Desde que Jorge Jesus venceu o Ceará por 3 a 0, fora de casa, colocando praticamente todo o time titular em campo, três dias antes da decisão das quartas de final da Copa Libertadores da América diante do Internacional, muitos passaram a esbravejar contra todos os outros treinadores brasileiros nas redes sociais carregando a narrativa de que jogador não precisa ser poupado. Porém, naquela ocasião, Filipe Luís, Rafinha, Everton Ribeiro e Bruno Henrique começaram no banco de reservas, sendo que os últimos três entraram nos 20 minutos finais do confronto, gerando todo o debate em cima do tema “Jorge Jesus prova que não é necessário poupar”. Quase uma ilusão de ótica para aqueles que não assistiram ao jogo, mas apenas olharam quem apareceu na telinha enquanto batiam o olho. Percebem a primeira miopia na narrativa que se criou?

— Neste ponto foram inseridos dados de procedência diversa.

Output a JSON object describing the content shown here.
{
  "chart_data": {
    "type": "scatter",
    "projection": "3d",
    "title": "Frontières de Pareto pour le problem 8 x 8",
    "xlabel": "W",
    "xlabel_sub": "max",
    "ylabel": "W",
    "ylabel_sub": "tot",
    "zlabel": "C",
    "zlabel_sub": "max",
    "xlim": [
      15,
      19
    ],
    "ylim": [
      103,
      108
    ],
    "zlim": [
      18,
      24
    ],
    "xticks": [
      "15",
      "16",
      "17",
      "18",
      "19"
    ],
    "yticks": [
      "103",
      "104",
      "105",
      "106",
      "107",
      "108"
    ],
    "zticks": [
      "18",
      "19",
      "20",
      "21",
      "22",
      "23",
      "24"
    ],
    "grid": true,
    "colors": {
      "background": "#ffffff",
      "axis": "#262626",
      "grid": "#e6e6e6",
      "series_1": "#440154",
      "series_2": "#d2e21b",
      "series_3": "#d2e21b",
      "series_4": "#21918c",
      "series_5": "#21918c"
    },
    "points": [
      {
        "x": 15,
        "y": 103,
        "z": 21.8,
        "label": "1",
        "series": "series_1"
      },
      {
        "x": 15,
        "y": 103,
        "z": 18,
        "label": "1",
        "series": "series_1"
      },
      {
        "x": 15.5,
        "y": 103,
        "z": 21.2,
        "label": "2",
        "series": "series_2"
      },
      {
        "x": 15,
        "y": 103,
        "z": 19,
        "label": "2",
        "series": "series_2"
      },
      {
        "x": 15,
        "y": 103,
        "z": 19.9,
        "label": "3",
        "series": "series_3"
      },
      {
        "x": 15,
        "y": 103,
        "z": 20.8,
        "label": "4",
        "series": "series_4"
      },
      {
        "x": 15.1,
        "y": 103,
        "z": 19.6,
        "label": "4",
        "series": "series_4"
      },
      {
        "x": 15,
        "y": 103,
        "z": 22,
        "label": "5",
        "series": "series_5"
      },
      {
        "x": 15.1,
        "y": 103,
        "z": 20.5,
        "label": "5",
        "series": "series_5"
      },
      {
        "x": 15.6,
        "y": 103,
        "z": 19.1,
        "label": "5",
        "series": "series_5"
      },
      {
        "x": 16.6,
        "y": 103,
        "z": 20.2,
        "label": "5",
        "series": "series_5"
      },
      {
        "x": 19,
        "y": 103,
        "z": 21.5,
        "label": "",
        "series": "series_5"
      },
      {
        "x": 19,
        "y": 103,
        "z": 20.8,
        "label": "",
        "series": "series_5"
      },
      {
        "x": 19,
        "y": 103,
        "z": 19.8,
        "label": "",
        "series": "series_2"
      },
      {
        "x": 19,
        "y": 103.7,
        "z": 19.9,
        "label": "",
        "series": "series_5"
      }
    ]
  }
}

Depois, contra o Fortaleza, Jesus foi questionado sobre um descanso para titulares ás vésperas da decisão da semifinal da Copa Libertadores contra o Grêmio. Já sabedor de sua fama, o técnico aproveitou a ignorância do senso comum e a ausência de pesquisa para sustentar a narrativa já citada no último parágrafo (que criou uma espécie de segredo mágico do português apresentado única e exclusivamente no departamento de fisiologia do Flamengo). Diante disso, a resposta foi impactante:

– Minha cultura não é essa (de poupar). E os jogadores provam domingo a domingo. Descansar? Isso não existe. Vamos descansar nos dias que temos. Quinta, sexta, sábado… Domingo é para correr.

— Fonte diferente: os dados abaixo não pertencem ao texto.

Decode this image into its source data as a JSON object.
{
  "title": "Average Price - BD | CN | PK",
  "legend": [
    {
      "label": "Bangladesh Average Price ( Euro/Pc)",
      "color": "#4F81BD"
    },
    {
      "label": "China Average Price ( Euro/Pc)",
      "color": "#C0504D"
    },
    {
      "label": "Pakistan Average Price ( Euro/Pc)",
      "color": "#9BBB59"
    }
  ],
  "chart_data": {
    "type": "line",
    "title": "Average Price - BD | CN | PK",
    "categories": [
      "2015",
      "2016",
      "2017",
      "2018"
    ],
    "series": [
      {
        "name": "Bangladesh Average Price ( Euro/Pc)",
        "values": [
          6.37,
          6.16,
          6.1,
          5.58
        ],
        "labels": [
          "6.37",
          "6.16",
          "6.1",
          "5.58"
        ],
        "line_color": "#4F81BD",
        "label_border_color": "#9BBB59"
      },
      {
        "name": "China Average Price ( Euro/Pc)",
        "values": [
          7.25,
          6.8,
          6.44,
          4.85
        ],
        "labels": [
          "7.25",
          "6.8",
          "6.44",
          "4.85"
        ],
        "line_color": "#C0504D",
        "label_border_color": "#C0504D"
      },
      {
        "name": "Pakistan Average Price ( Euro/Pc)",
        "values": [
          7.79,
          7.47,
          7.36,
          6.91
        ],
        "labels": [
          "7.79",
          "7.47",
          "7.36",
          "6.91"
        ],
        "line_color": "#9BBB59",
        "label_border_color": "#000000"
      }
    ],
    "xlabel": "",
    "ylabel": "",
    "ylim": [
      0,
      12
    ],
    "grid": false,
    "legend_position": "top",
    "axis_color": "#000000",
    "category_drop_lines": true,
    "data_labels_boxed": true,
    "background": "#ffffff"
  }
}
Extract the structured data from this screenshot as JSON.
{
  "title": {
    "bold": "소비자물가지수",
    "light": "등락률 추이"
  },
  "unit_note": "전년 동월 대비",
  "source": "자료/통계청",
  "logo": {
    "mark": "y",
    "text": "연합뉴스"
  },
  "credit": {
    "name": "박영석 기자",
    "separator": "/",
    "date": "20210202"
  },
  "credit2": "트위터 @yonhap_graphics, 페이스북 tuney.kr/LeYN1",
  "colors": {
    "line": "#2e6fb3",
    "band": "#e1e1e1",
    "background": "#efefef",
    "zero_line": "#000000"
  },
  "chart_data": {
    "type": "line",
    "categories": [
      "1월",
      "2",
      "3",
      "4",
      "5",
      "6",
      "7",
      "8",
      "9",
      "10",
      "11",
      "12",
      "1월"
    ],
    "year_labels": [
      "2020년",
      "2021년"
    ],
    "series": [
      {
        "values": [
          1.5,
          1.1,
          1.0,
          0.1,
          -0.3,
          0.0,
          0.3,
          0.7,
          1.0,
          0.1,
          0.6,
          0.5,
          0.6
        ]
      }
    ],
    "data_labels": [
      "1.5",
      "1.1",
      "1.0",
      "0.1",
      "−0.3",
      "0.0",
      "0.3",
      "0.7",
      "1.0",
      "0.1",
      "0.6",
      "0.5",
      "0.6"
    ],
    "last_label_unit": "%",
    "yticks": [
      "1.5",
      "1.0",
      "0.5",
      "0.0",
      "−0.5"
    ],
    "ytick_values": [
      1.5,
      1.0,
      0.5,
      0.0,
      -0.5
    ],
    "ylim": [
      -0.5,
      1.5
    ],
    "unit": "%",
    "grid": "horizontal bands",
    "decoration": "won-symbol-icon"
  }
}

No Castelão, Rafinha, Arrascaeta e Filipe Luís estavam se recuperando de lesão. Bruno Henrique e Everton Ribeiro estavam suspensos. Gerson iniciou jogando, mas foi substituído já no intervalo do jogo no Castelão. Contra o Fluminense, Arão, que iniciou contra o Fortaleza, não começou jogando e Gerson mais uma vez foi substituído (dessa vez na metade da segunda etapa) para a sua entrada. Vitinho, que jogou toda a partida contra o Fortaleza, saiu para a entrada do importante Reinier, que havia atuado também por noventa minutos no Castelão. Filipe Luís retornou de lesão e os suspensos Everton Ribeiro e Bruno Henrique voltaram de fôlego novo ao time. Toda essa conjuntura é exemplo do que faz com que muitos imaginem que ninguém é poupado, quando na verdade é possível poupar nas suspensões ou poupar até mesmo de sequências de 90 minutos.

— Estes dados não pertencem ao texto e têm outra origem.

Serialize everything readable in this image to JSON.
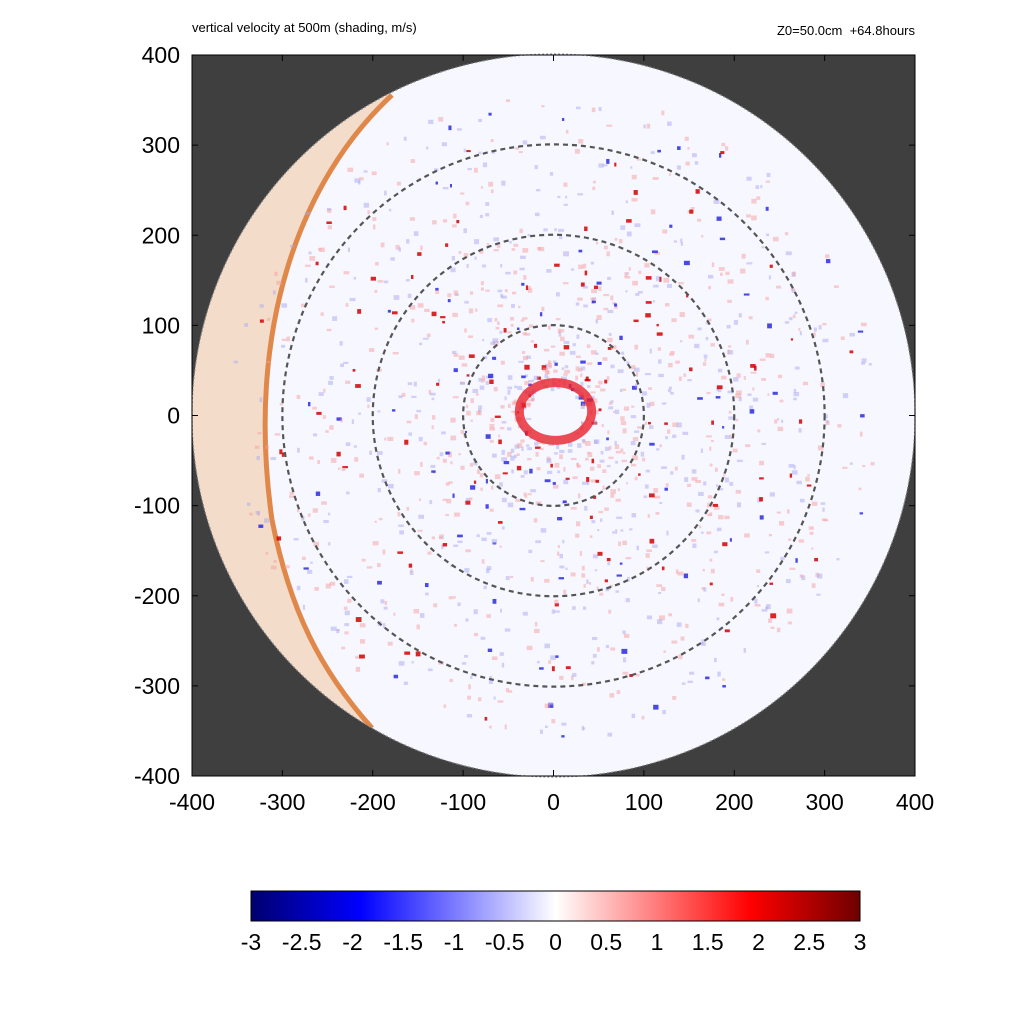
{
  "chart_data": {
    "type": "heatmap",
    "title": "vertical velocity at 500m (shading, m/s)",
    "info_label": "Z0=50.0cm  +64.8hours",
    "xlim": [
      -400,
      400
    ],
    "ylim": [
      -400,
      400
    ],
    "x_ticks": [
      -400,
      -300,
      -200,
      -100,
      0,
      100,
      200,
      300,
      400
    ],
    "y_ticks": [
      -400,
      -300,
      -200,
      -100,
      0,
      100,
      200,
      300,
      400
    ],
    "x_tick_labels": [
      "-400",
      "-300",
      "-200",
      "-100",
      "0",
      "100",
      "200",
      "300",
      "400"
    ],
    "y_tick_labels": [
      "400",
      "300",
      "200",
      "100",
      "0",
      "-100",
      "-200",
      "-300",
      "-400"
    ],
    "domain_radius": 400,
    "reference_circles_radii": [
      100,
      200,
      300
    ],
    "eyewall_radius_approx": 40,
    "colorbar": {
      "min": -3,
      "max": 3,
      "ticks": [
        -3,
        -2.5,
        -2,
        -1.5,
        -1,
        -0.5,
        0,
        0.5,
        1,
        1.5,
        2,
        2.5,
        3
      ],
      "tick_labels": [
        "-3",
        "-2.5",
        "-2",
        "-1.5",
        "-1",
        "-0.5",
        "0",
        "0.5",
        "1",
        "1.5",
        "2",
        "2.5",
        "3"
      ],
      "colors": [
        "#00006e",
        "#0000ff",
        "#ffffff",
        "#ff0000",
        "#6e0000"
      ]
    },
    "background_color": "#3f3f3f",
    "land_color": "#f4dccb",
    "coastline_color": "#e0884a"
  }
}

Não há magia no futebol e Jorge Jesus sabe disso. O técnico do Flamengo é inteligente, sagaz e sabe valorizar seu trabalho. A forma de jogar do português é tão inteligente quanto a forma de poupar seu elenco e de vender a ideia de que “descansar não existe”. Há quem jure que o Flamengo não poupa ninguém e os outros times poupam jogadores o tempo todo. Diante da pesquisa que fizemos, pegando um total de 29 jogos do Flamengo e 27 jogos do Palmeiras desde o retorno da Copa América, essa máxima fria e absoluta ganha debate.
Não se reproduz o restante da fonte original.